Links :T. ionantha im Trockengebiet nahe der Pazifikküste in Michoacan, 50 m.

Rechts: sehr kleine Form von T. ionantha bei Nanchititla, 1500 m, Mexiko D.F.

 

Unten rechts: T. ionantha var. maior nahe Tehuantepec an der Pazifikküste, Oaxaca.

 

 

Besonders fällt beim Vergleich von Pflanzen verschiedener Herkünfte auf, dass die größten Formen von T. ionantha, wie zum Beispiel die var. maior, verhältnismäßig nahe 
an der Pazifikküste zu finden sind. 

 

 

 

 

 

 

Viele Tillandsienarten sind aber auf ein kleineres Verbreitungsgebiet beschränkt. Das gilt vor allem für die felsbewohnenden Tillandsien, die oft nur ein sehr begrenztes Gebiet besiedelt haben oder gar nur auf einzelnen kleineren Felsformationen vorkommen und dort endemisch sind.

 

 

An entlegenen oder nur mit Mühe zugänglichen Felsstandorten, wie diesem auf dem Foto links, lassen sich manchmal noch Pflanzen mit abweichender Wuchsform oder gar bisher unbekannte und dort endemische Arten eines Formenkreises finden. 

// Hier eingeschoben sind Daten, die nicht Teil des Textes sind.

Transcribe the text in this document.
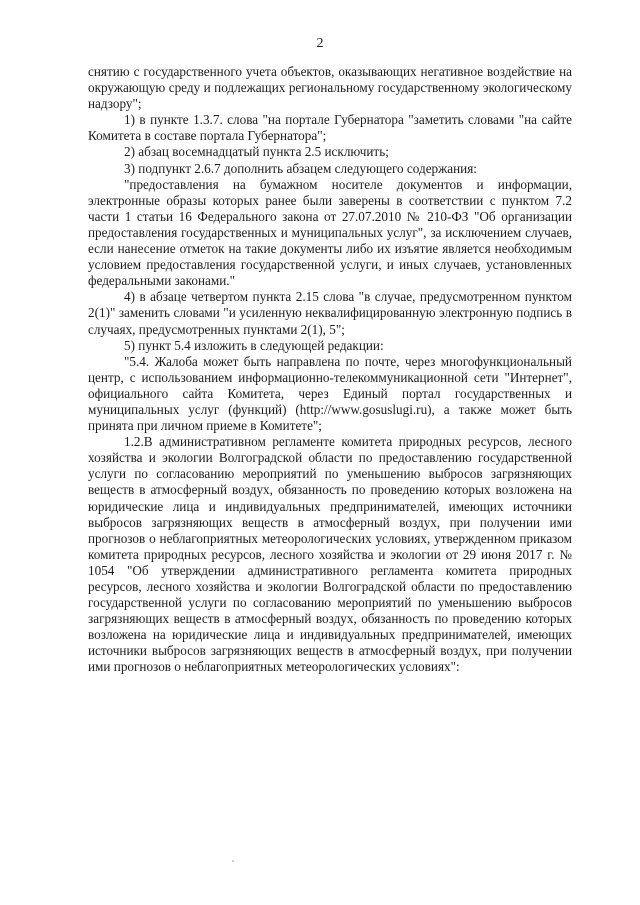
2

снятию с государственного учета объектов, оказывающих негативное воздействие на окружающую среду и подлежащих региональному государственному экологическому надзору";

1) в пункте 1.3.7. слова "на портале Губернатора "заметить словами "на сайте Комитета в составе портала Губернатора";

2) абзац восемнадцатый пункта 2.5 исключить;

3) подпункт 2.6.7 дополнить абзацем следующего содержания:

"предоставления на бумажном носителе документов и информации, электронные образы которых ранее были заверены в соответствии с пунктом 7.2 части 1 статьи 16 Федерального закона от 27.07.2010 № 210-ФЗ "Об организации предоставления государственных и муниципальных услуг", за исключением случаев, если нанесение отметок на такие документы либо их изъятие является необходимым условием предоставления государственной услуги, и иных случаев, установленных федеральными законами."

4) в абзаце четвертом пункта 2.15 слова "в случае, предусмотренном пунктом 2(1)" заменить словами "и усиленную неквалифицированную электронную подпись в случаях, предусмотренных пунктами 2(1), 5";

5) пункт 5.4 изложить в следующей редакции:

"5.4. Жалоба может быть направлена по почте, через многофункциональный центр, с использованием информационно-телекоммуникационной сети "Интернет", официального сайта Комитета, через Единый портал государственных и муниципальных услуг (функций) (http://www.gosuslugi.ru), а также может быть принята при личном приеме в Комитете";

1.2.В административном регламенте комитета природных ресурсов, лесного хозяйства и экологии Волгоградской области по предоставлению государственной услуги по согласованию мероприятий по уменьшению выбросов загрязняющих веществ в атмосферный воздух, обязанность по проведению которых возложена на юридические лица и индивидуальных предпринимателей, имеющих источники выбросов загрязняющих веществ в атмосферный воздух, при получении ими прогнозов о неблагоприятных метеорологических условиях, утвержденном приказом комитета природных ресурсов, лесного хозяйства и экологии от 29 июня 2017 г. № 1054 "Об утверждении административного регламента комитета природных ресурсов, лесного хозяйства и экологии Волгоградской области по предоставлению государственной услуги по согласованию мероприятий по уменьшению выбросов загрязняющих веществ в атмосферный воздух, обязанность по проведению которых возложена на юридические лица и индивидуальных предпринимателей, имеющих источники выбросов загрязняющих веществ в атмосферный воздух, при получении ими прогнозов о неблагоприятных метеорологических условиях":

Das ist, neben eingehenden Untersuchungen von verschiedenen Pflanzen eines Verwandtschaftskreises, auch mit ein Grund, dass in den letzten Jahren immer wieder neue Arten sogar aus dem von Pflanzenfreunden viel besuchten Mexiko vorgestellt wurden und immer noch Arten zur Neubeschreibung anstehen.

 

 

 

An solchen Extremstandorten, wie es große Felsblöcke oder -wände oft sind, herrschen auch Extremverhältnisse. Abgesehen vom Fehlen jeglichen Substrates, sind die Temperaturen an den sonnenexponierten Wänden extrem hoch, bei oft kaum vorhandenen Niederschlägen, und es ist schwer vorzustellen, wie die winzigen Tillandsiensamen hier überhaupt keimen können.

 

Rechts : T. intermedia, hier zusammen mit
Hechtia marnier-lapostollei, ist eine der
speziell hitzeverträglichen Arten, die in der Kultur
aber auch höhere Wärmeansprüche haben. 

Kalkkarren bei Maruata an der Pazifikküste, 50 m, Michoacan.

 

 

 

 

Bekanntlich haben die Epiphyten mit ihrem relativ hohen Lichtanspruch als Aufsitzer in Baumkronen eine ökologische Nische erobert. Manche Tillandsienarten wirkenaußerdem fast spezialisiert darauf, in Gebieten, die eigentlich zu heiß und trocken sind, als dass sie wachsen oder ihre Samen überhaupt keimen könnten, doch noch ein Plätzchen zum Überleben zu finden. So kann man zum Beispiel T. circinnatoides und T. atroviridipetala zwar im Geäst, öfter aber auch an der Unterseite von dickeren Ästen oder, wie auf den Abbildungen hier, auch an schattigen Stellen von Kandelaberkakteen finden, wo sich die Feuchtigkeit aus den geringen Niederschlägen, wie Nebel, länger hält.

T. circinnatoides (links) und T. atroviridipetala (unten), Huajuapan, 2400m, Oaxaca.